Rules and Options for Extinguishment of Contractual Relations
The COVID-19 pandemic has brought up the need for parties to seek various legal options for the extinguishment of contractual relations which have already been entered in.
A contract may be terminated on various legal grounds, typically due to performance or non-performance of contractual relations. Furthermore, there exist legal ways of achieving an extinguishing effect on the existing contractual relations other than those envisaged in the original contract, such as the election “to give rather than to fulfill”.
– Unilateral cancellation due to non-performance
Even where the contract does not envisage the opportunity for early unilateral cancellation before the expiry of the validity term, the law allows the non-defaulting party to cancel the contractual relations in cases of inaccurate, late or incomplete performance. A common mistake in this type of termination is the failure of the non-defaulting party to provide an appropriate additional grace period for the debtor to fulfill their obligations. In a limited number of cases, such an additional grace period is not mandatory but they should always be considered from the perspective of the existing specific case and its circumstances. If the provision of an additional grace period is omitted, the court might consider the contract to not have ceased to exist and hence it would be impossible to seek the remedies relating to a cancelled contract, such as return of what has been given because of the original grounds are no longer existent (e.g. return of a down-payment), or penalties and others.

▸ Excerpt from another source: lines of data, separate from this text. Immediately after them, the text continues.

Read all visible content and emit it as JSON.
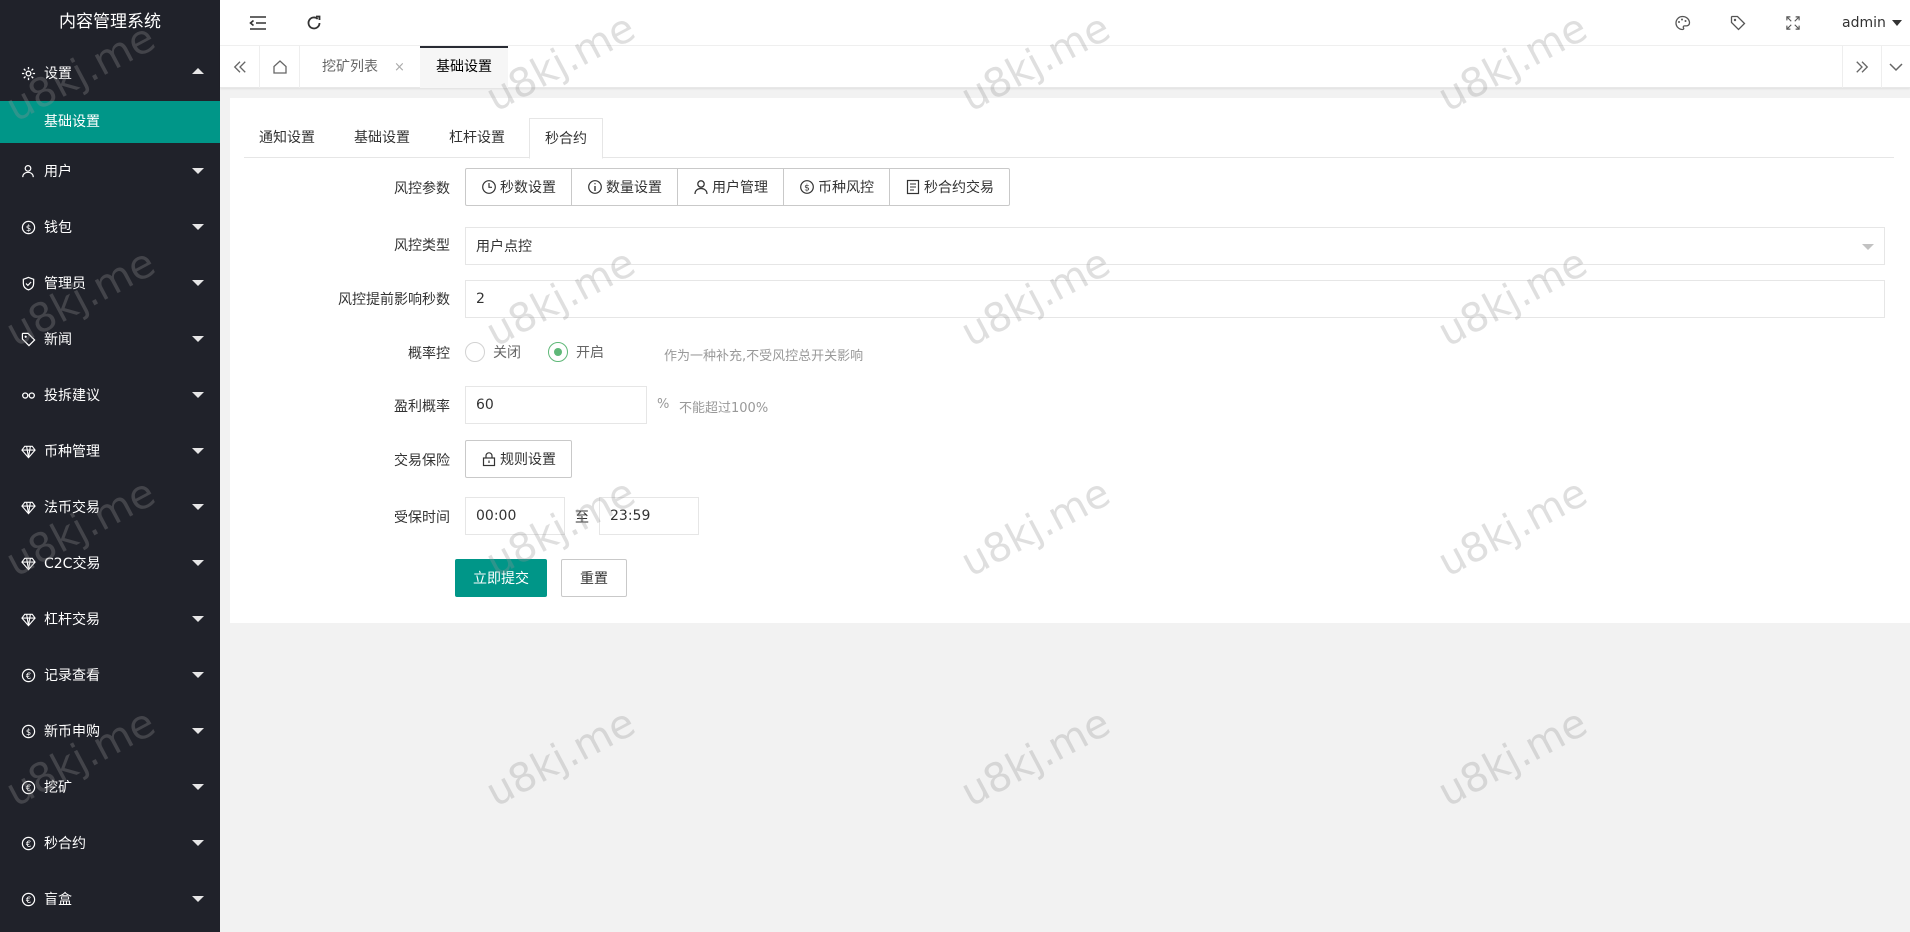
{
  "app_title": "内容管理系统",
  "sidebar": {
    "items": [
      {
        "label": "设置",
        "icon": "gear-icon",
        "expanded": true,
        "sub": [
          {
            "label": "基础设置",
            "active": true
          }
        ]
      },
      {
        "label": "用户",
        "icon": "user-icon"
      },
      {
        "label": "钱包",
        "icon": "dollar-icon"
      },
      {
        "label": "管理员",
        "icon": "shield-check-icon"
      },
      {
        "label": "新闻",
        "icon": "tag-icon"
      },
      {
        "label": "投拆建议",
        "icon": "link-icon"
      },
      {
        "label": "币种管理",
        "icon": "diamond-icon"
      },
      {
        "label": "法币交易",
        "icon": "diamond-icon"
      },
      {
        "label": "C2C交易",
        "icon": "diamond-icon"
      },
      {
        "label": "杠杆交易",
        "icon": "diamond-icon"
      },
      {
        "label": "记录查看",
        "icon": "euro-icon"
      },
      {
        "label": "新币申购",
        "icon": "dollar-icon"
      },
      {
        "label": "挖矿",
        "icon": "euro-icon"
      },
      {
        "label": "秒合约",
        "icon": "euro-icon"
      },
      {
        "label": "盲盒",
        "icon": "euro-icon"
      }
    ]
  },
  "header": {
    "user": "admin",
    "icons": [
      "menu-fold-icon",
      "refresh-icon",
      "theme-icon",
      "tag-icon",
      "fullscreen-icon"
    ]
  },
  "page_tabs": [
    {
      "label": "挖矿列表",
      "close": "×"
    },
    {
      "label": "基础设置",
      "active": true
    }
  ],
  "content_tabs": [
    {
      "label": "通知设置"
    },
    {
      "label": "基础设置"
    },
    {
      "label": "杠杆设置"
    },
    {
      "label": "秒合约",
      "active": true
    }
  ],
  "form": {
    "risk_params_label": "风控参数",
    "risk_params_buttons": [
      {
        "label": "秒数设置",
        "icon": "clock-icon"
      },
      {
        "label": "数量设置",
        "icon": "info-icon"
      },
      {
        "label": "用户管理",
        "icon": "user-icon"
      },
      {
        "label": "币种风控",
        "icon": "dollar-icon"
      },
      {
        "label": "秒合约交易",
        "icon": "list-icon"
      }
    ],
    "risk_type_label": "风控类型",
    "risk_type_value": "用户点控",
    "advance_seconds_label": "风控提前影响秒数",
    "advance_seconds_value": "2",
    "prob_control_label": "概率控",
    "prob_off": "关闭",
    "prob_on": "开启",
    "prob_hint": "作为一种补充,不受风控总开关影响",
    "profit_prob_label": "盈利概率",
    "profit_prob_value": "60",
    "profit_unit": "%",
    "profit_hint": "不能超过100%",
    "insurance_label": "交易保险",
    "insurance_button": "规则设置",
    "protect_time_label": "受保时间",
    "time_start": "00:00",
    "time_sep": "至",
    "time_end": "23:59",
    "submit": "立即提交",
    "reset": "重置"
  },
  "watermark": "u8kj.me",
  "colors": {
    "sidebar_bg": "#20222a",
    "accent": "#009688",
    "radio_on": "#5fb878"
  }
}
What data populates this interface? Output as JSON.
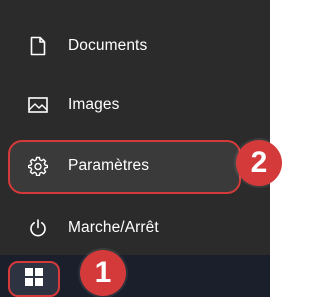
{
  "menu": {
    "items": [
      {
        "label": "Documents",
        "icon": "document-icon"
      },
      {
        "label": "Images",
        "icon": "image-icon"
      },
      {
        "label": "Paramètres",
        "icon": "gear-icon"
      },
      {
        "label": "Marche/Arrêt",
        "icon": "power-icon"
      }
    ]
  },
  "taskbar": {
    "start_icon": "windows-logo-icon"
  },
  "annotations": {
    "step_1": "1",
    "step_2": "2"
  },
  "colors": {
    "menu_background": "#2b2b2b",
    "taskbar_background": "#1b1f2b",
    "highlight_red": "#d43a3a",
    "text": "#ffffff"
  }
}
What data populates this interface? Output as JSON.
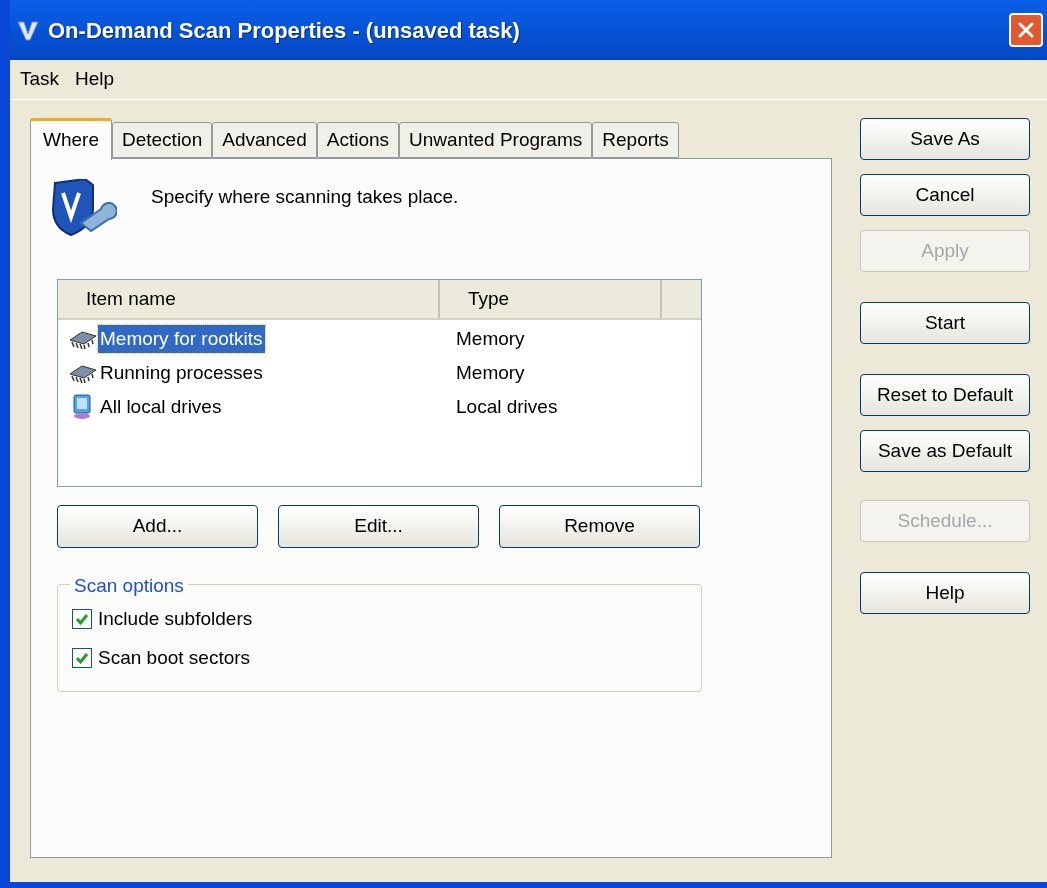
{
  "window": {
    "title": "On-Demand Scan Properties - (unsaved task)"
  },
  "menu": [
    "Task",
    "Help"
  ],
  "tabs": [
    {
      "label": "Where",
      "selected": true
    },
    {
      "label": "Detection",
      "selected": false
    },
    {
      "label": "Advanced",
      "selected": false
    },
    {
      "label": "Actions",
      "selected": false
    },
    {
      "label": "Unwanted Programs",
      "selected": false
    },
    {
      "label": "Reports",
      "selected": false
    }
  ],
  "description": "Specify where scanning takes place.",
  "table": {
    "columns": [
      "Item name",
      "Type"
    ],
    "rows": [
      {
        "kind": "memory",
        "name": "Memory for rootkits",
        "type": "Memory",
        "selected": true
      },
      {
        "kind": "memory",
        "name": "Running processes",
        "type": "Memory",
        "selected": false
      },
      {
        "kind": "drive",
        "name": "All local drives",
        "type": "Local drives",
        "selected": false
      }
    ]
  },
  "list_buttons": [
    "Add...",
    "Edit...",
    "Remove"
  ],
  "scan_options": {
    "title": "Scan options",
    "items": [
      {
        "label": "Include subfolders",
        "checked": true
      },
      {
        "label": "Scan boot sectors",
        "checked": true
      }
    ]
  },
  "side_buttons": [
    {
      "label": "Save As",
      "disabled": false
    },
    {
      "label": "Cancel",
      "disabled": false
    },
    {
      "label": "Apply",
      "disabled": true
    },
    {
      "label": "Start",
      "disabled": false
    },
    {
      "label": "Reset to Default",
      "disabled": false
    },
    {
      "label": "Save as Default",
      "disabled": false
    },
    {
      "label": "Schedule...",
      "disabled": true
    },
    {
      "label": "Help",
      "disabled": false
    }
  ]
}
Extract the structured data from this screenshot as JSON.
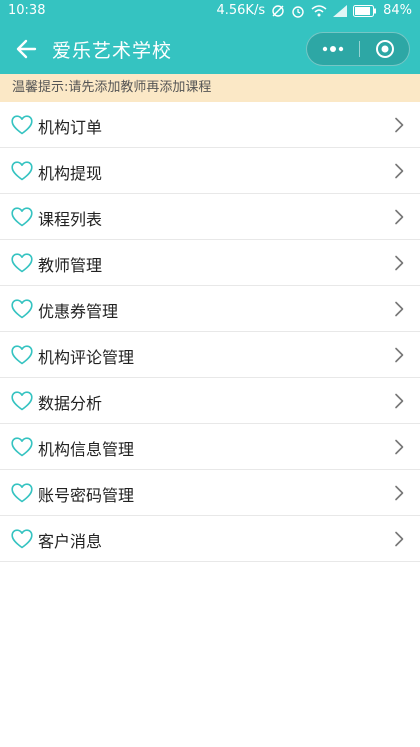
{
  "status_bar": {
    "time": "10:38",
    "net_speed": "4.56K/s",
    "battery": "84%"
  },
  "navbar": {
    "title": "爱乐艺术学校"
  },
  "tip": {
    "text": "温馨提示:请先添加教师再添加课程"
  },
  "menu": {
    "items": [
      {
        "label": "机构订单"
      },
      {
        "label": "机构提现"
      },
      {
        "label": "课程列表"
      },
      {
        "label": "教师管理"
      },
      {
        "label": "优惠券管理"
      },
      {
        "label": "机构评论管理"
      },
      {
        "label": "数据分析"
      },
      {
        "label": "机构信息管理"
      },
      {
        "label": "账号密码管理"
      },
      {
        "label": "客户消息"
      }
    ]
  },
  "colors": {
    "header_bg": "#35c3c1",
    "tip_bg": "#fbe8c6",
    "heart_icon": "#35c3c1"
  },
  "icons": [
    "arrow-left-icon",
    "more-dots-icon",
    "record-circle-icon",
    "heart-outline-icon",
    "chevron-right-icon"
  ]
}
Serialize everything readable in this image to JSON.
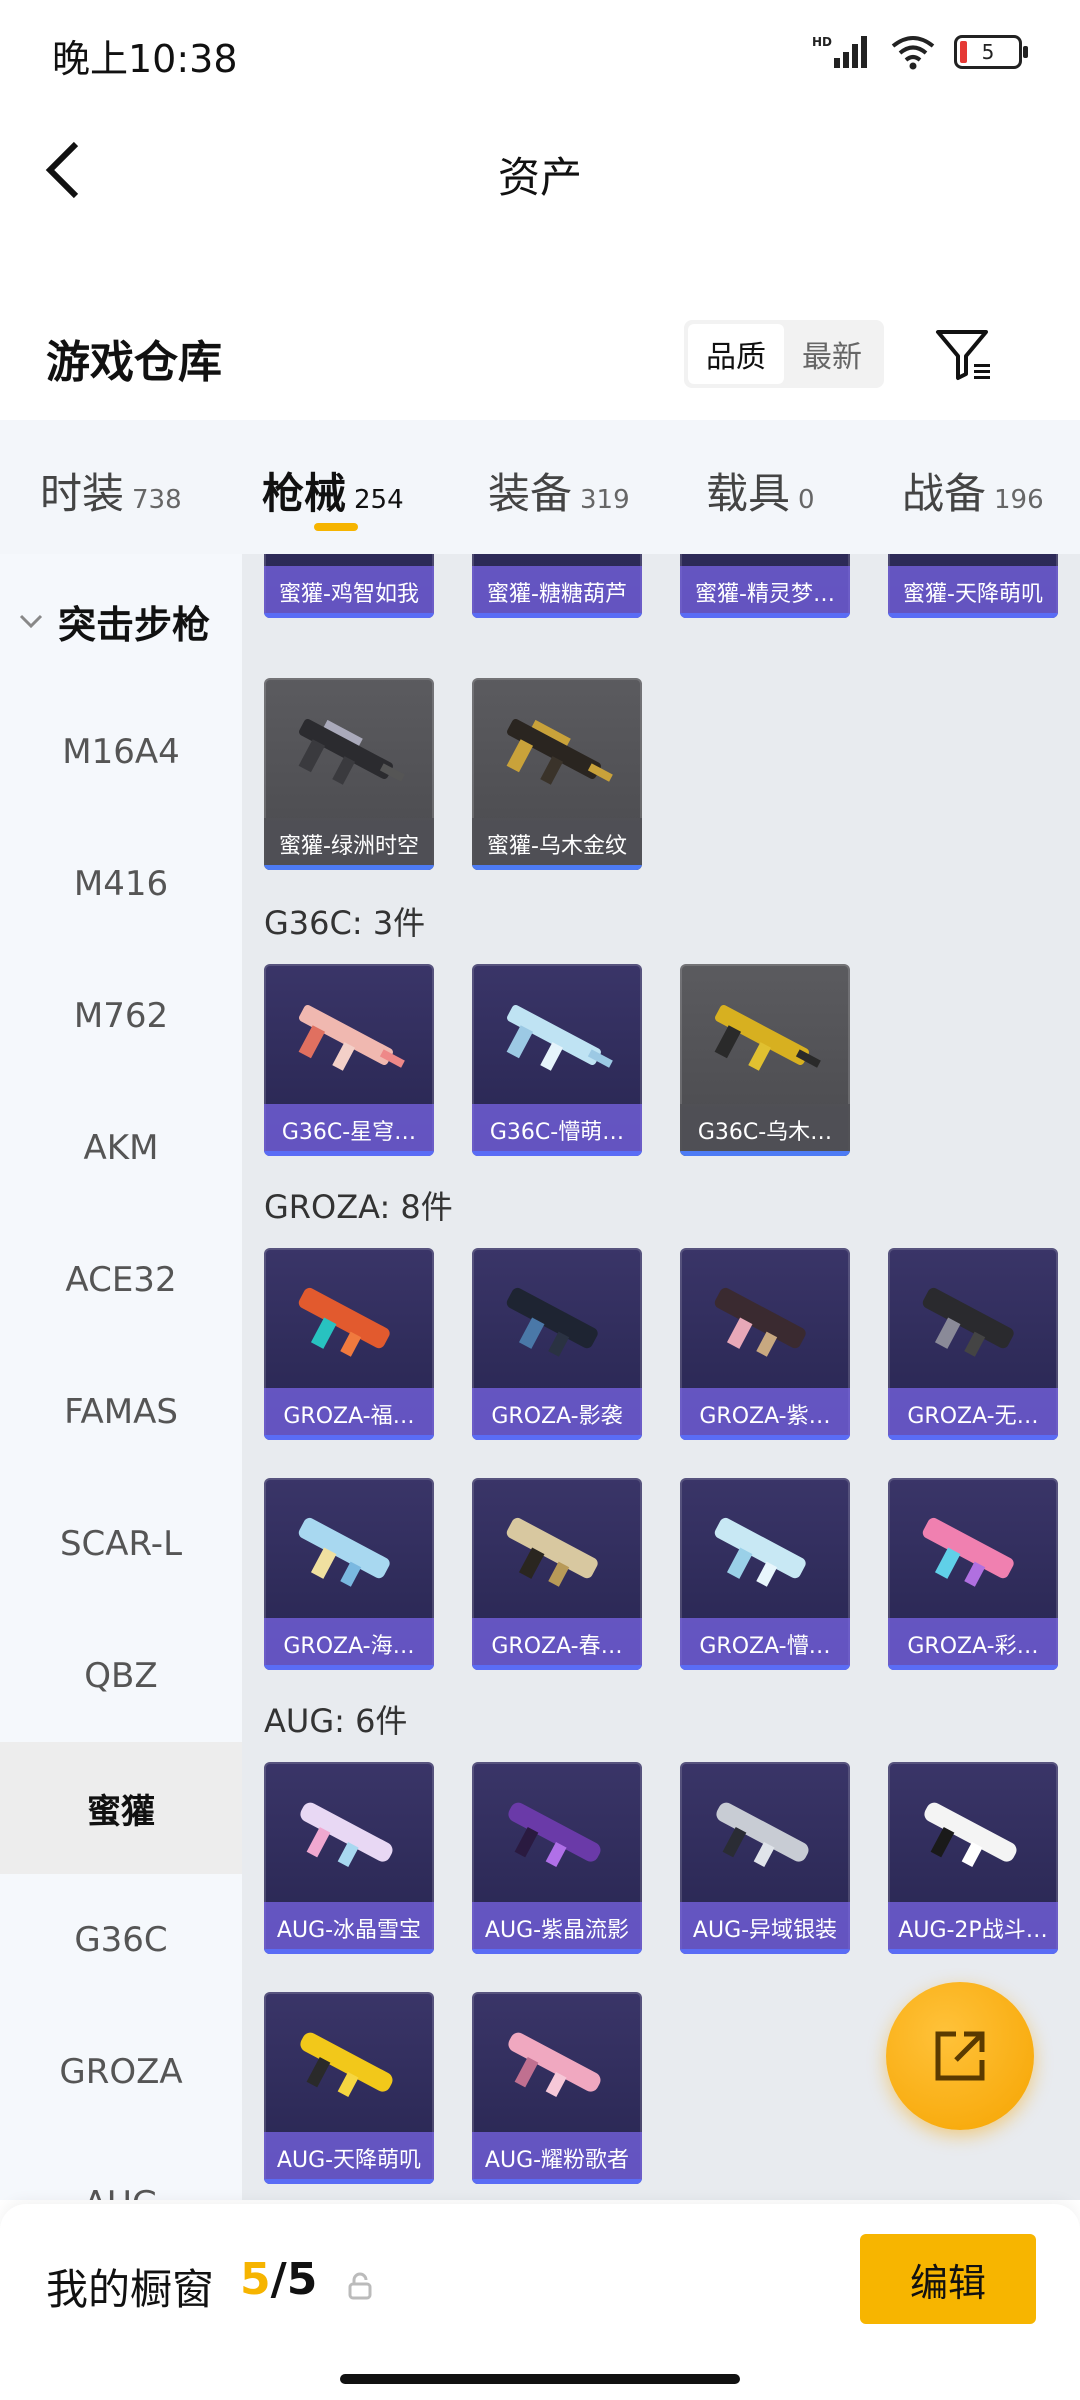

It should be remembered that the cancellation of a contract is inadmissible where the unfulfilled portion of the obligation represents an insignificant part with a view to the interests of the non-defaulting party.
– Termination by mutual consent
However, if we are willing to terminate a contract without any non-performance of the other party and there is no such clause in the contract, the contractual relations may be terminated only when the parties reach mutual agreement. In other words, if there is no mutual consent, the contract cannot be cancelled unilaterally prior to the expiry of its validity term or prior to the fulfillment of its subject-matter. The signing of a termination agreement by mutual consent does not rule out the opportunity for the parties to provide for or negotiate a kind of penalty in relation to the early termination.
If a party is not in a position to fulfill an obligation, like repayment of a debt, the parties might agree on repayment on the basis of the other legal option mentioned above, i.e. election “to give rather than to fulfill”.
– Election to give rather than to fulfill
To illustrate the essence of the legal figure of “giving instead of performance”, we could use a hypothetical example in which the parties agree that the ownership of some immovable property will be transferred so that to repay a loan. It is important to note that when an agreement is concluded to give rather than to fulfill, the extinguishment of contractual relations with regard to the original loan agreement is not automatic and the obligations continue to exist parallel to each other, i.e. in this particular case, if the debtor fails to fulfill the new contractual obligation to transfer the immovable property, the creditor will continue to be entitled to seek repayment of the loan because of the failure to transfer rather than to repay. Of course, it is possible to find legal wording of the agreement that will ensure extinguishment of contractual relations with regard to the original debt as early as the time of signing the agreement. Thus a possible non-performance would be only the failure to transfer the property but not a failure to repay the loan. Where this option is chosen, it is of paramount importance to carefully word the conditions for the extinguishment of contractual relations to take place.
– A force majeure clause
It is highly recommendable that the parties always include a clear force majeure clause on exceptional circumstances that would frustrate the fulfillment of the contract. The occurrence of such circumstances could be linked to specific consequences which the parties state explicitly in their contract. For example, it is possible to agree that if the force majeure lasts for a certain fixed period of time, the contract will be terminated automatically upon the expiry of the agreed period. A clear and specific definition of the term “force majeure” could prevent the payment of penalties for debt past due or for inaccurate performance. Moreover, a precisely worded clause rather than the standard force majeure clause would reduce the possibility for a party to the contract to abuse of the clause and invoke circumstances that are subjectively treated as force majeure to its own benefit.